I have long been interested in finding ways to improve my memory. I think I generally have quite a poor memory, especially for names, numbers and other ‘details’. Our current technologies are not exactly helping as is discussed in the aptly titled “World Without Mind: The Existential Threat of Big Tech” by Franklin Foer. I have always had a feeling that this is undesirable.
If there is more information which we can immediately draw upon when working on something, I think it should allow us to be more effective at whatever we put our mind towards. For instance, when writing, we can use information we have memorised to enrich our prose with facts, figures and names.
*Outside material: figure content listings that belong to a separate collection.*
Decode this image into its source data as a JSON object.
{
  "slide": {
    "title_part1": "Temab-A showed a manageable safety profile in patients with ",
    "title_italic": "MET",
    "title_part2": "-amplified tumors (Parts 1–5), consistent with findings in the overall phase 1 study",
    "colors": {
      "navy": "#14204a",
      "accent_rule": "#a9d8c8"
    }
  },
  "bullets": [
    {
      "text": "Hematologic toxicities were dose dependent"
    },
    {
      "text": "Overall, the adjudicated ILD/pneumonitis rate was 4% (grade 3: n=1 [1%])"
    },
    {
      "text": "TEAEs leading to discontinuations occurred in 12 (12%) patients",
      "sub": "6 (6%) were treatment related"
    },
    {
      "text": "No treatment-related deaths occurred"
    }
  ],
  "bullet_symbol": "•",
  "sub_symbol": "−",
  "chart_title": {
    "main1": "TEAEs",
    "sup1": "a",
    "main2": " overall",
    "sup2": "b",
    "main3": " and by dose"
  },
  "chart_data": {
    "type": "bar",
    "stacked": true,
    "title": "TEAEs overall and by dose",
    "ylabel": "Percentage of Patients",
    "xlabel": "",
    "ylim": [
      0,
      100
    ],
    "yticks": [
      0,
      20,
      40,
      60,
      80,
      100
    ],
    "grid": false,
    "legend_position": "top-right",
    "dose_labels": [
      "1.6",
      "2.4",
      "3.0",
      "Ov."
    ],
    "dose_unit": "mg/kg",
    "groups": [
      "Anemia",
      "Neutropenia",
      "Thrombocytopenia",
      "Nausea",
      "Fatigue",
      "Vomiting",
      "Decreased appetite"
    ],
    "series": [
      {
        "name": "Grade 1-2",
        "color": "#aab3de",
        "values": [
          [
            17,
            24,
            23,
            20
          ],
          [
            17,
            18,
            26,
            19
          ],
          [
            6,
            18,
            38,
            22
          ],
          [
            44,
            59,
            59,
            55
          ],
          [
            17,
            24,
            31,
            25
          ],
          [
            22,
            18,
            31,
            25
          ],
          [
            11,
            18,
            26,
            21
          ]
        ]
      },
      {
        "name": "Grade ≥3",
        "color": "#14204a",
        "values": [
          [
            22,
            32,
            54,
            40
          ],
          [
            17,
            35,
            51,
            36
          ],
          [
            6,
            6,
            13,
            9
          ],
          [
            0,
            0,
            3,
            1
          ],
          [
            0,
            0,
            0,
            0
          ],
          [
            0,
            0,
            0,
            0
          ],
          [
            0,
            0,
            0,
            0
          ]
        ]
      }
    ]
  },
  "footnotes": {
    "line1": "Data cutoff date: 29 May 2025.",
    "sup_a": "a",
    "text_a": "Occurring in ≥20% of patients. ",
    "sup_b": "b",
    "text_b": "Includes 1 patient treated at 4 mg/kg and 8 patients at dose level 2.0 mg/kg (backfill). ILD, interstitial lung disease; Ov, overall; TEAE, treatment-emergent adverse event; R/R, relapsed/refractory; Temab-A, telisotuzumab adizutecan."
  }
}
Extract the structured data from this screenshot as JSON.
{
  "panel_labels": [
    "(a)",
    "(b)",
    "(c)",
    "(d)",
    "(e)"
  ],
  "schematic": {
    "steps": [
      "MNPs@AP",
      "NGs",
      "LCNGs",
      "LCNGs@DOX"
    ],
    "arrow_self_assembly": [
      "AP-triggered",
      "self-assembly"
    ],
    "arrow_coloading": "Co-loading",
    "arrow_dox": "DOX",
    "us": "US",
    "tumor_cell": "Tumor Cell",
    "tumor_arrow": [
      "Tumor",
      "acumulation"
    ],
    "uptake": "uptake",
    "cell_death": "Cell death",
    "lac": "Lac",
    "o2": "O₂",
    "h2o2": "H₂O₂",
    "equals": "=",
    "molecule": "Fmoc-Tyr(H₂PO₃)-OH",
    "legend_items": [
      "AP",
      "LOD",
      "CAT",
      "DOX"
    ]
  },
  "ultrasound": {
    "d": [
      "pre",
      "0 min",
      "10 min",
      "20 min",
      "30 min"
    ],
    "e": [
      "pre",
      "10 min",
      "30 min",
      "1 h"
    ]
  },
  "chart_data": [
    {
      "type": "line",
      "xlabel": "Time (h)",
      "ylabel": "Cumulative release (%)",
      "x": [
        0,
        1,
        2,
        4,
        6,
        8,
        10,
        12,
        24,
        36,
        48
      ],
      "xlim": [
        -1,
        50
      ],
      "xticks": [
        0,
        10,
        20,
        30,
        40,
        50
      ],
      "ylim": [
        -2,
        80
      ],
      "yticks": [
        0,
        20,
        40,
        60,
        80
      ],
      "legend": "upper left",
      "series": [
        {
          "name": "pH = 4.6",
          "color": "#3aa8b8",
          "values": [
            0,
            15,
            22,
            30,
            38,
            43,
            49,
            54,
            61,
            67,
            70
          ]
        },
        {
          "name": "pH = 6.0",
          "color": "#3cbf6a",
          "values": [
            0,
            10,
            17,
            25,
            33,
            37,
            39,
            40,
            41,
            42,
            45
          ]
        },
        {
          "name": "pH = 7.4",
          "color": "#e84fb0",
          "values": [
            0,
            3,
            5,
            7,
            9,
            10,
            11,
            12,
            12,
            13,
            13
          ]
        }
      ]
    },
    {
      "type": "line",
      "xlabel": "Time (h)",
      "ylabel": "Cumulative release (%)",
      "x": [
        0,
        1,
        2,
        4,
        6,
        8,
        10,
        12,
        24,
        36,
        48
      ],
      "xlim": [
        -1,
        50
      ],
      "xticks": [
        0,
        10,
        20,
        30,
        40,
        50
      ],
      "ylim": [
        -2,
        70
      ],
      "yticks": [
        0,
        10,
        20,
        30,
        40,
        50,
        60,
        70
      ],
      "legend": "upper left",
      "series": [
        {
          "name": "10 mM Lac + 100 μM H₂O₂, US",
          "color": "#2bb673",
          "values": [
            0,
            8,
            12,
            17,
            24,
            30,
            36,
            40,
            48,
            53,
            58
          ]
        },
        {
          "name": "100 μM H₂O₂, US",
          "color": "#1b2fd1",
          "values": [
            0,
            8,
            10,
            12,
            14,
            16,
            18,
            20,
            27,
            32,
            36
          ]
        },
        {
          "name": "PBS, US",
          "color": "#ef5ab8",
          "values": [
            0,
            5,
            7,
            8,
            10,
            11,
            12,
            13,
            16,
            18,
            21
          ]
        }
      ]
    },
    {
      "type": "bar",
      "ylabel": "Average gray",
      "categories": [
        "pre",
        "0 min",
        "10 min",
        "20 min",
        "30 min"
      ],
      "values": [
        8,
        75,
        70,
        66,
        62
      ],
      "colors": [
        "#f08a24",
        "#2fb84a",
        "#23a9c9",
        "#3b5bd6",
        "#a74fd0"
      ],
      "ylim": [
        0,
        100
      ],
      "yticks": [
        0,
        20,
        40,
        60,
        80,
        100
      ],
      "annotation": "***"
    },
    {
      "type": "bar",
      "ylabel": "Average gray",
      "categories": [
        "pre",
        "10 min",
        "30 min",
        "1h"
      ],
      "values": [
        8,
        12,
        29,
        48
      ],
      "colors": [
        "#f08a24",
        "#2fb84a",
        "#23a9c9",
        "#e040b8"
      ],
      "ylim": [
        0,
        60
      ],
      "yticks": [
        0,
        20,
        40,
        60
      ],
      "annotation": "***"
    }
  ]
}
However, I recently came across the article Secrets of a Mind-Gamer which gives another dimension to the benefits of memory; one which is very important indeed. This quote comes from an article which portrays memory artists – men and women able to memorise vast amounts of seemingly random information. It is further discussed in the article that the art of memorising originates from antique times and that generally the ability to memorise was appreciated more in times past. The following quote from the article illustrates this:
Today we have books, photographs, computers and an entire superstructure of external devices to help us store our memories outside our brains, but it wasn’t so long ago that culture depended on individual memories. A trained memory was not just a handy tool but also a fundamental facet of any worldly mind. It was considered a form of character-building, a way of developing the cardinal virtue of prudence and, by extension, ethics. Only through memorizing, the thinking went, could ideas be incorporated into your psyche and their values absorbed.
What really struck me here was the idea that the ability to memorise can be understood as a way to build character. This was never really something that I have thought about but I think it makes some degree of sense. Our character is undoubtedly shaped by our genes and what has happened to us; but the latter here is modulated by how we perceive what has happened to us. We can attenuate some experiences and emphasise others; with the hope that those we emphasise will leave a more lasting impression on our character.
I always had a strict aversion against rote-learning. In school, we had to learn poems by heart and I found this a particularity dull exercise. However, I’ve come to the realisation that I might have been mistaken. Of course, memorising something without reflection and understanding is not very useful (apart from training our general cognitive abilities). But if what we memorise what we can comprehend, then it surely should provide some additional use for us; especially if it is content which helps us to become better, stronger and more enlightened beings.